A) Spikes count in the Illumina experiment. Count of spike-in synthetic sequences with different deletion sizes. From each spike, the same number of molecules were added to the edited samples. On the left, linear regression of spike-in sequences mean percentages among all spike-in sequences at 30 cycles of amplification and a low number of molecules. At the right, count of spikes in the original sample and after correction by spikes. B) Size bias correction using the spike-in model. On the left, edited sample deletions distribution by position corrected by spikes (blue) against the original distribution (gray). At the bottom right, count difference between original and corrected in function for deletion size of sample deletions distribution shown at left. C) Noise reduction by UMIs cluster filtering. Standardized distribution of deletions (left) and insertions (right) without taking into account UMIs (gray) and after clustering by UMIs with a minimal identity of 0.95 and filtering by UMI bin size (UBS) >50 and <130 (blue) in Lama2 target.

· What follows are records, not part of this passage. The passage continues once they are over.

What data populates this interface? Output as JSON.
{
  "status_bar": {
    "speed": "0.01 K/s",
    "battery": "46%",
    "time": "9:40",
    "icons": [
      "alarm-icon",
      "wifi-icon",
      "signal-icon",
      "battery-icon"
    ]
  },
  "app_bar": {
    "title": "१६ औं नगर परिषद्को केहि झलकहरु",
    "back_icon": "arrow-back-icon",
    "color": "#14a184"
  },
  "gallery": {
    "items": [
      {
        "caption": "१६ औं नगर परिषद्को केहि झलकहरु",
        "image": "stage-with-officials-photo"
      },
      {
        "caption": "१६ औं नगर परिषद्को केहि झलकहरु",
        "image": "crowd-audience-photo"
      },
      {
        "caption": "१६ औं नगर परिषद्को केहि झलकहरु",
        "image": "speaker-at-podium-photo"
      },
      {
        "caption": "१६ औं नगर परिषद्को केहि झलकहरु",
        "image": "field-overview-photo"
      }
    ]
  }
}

The Red dashed line corresponds to the cut site position. D) Mock-based noise correction. Samples with less percentage of editing tend to have a higher correction since the noise represents a higher proportion of the indel reads. The two plots comparing treated and mock files show that this subtraction is always specific, regardless of the editing percentage. E) Difference between the editing percentage reported by 8 tools and the 4 options of CRISPR-A and the manually curated percentage of 30 samples (10 different targets and 3 replicates for each).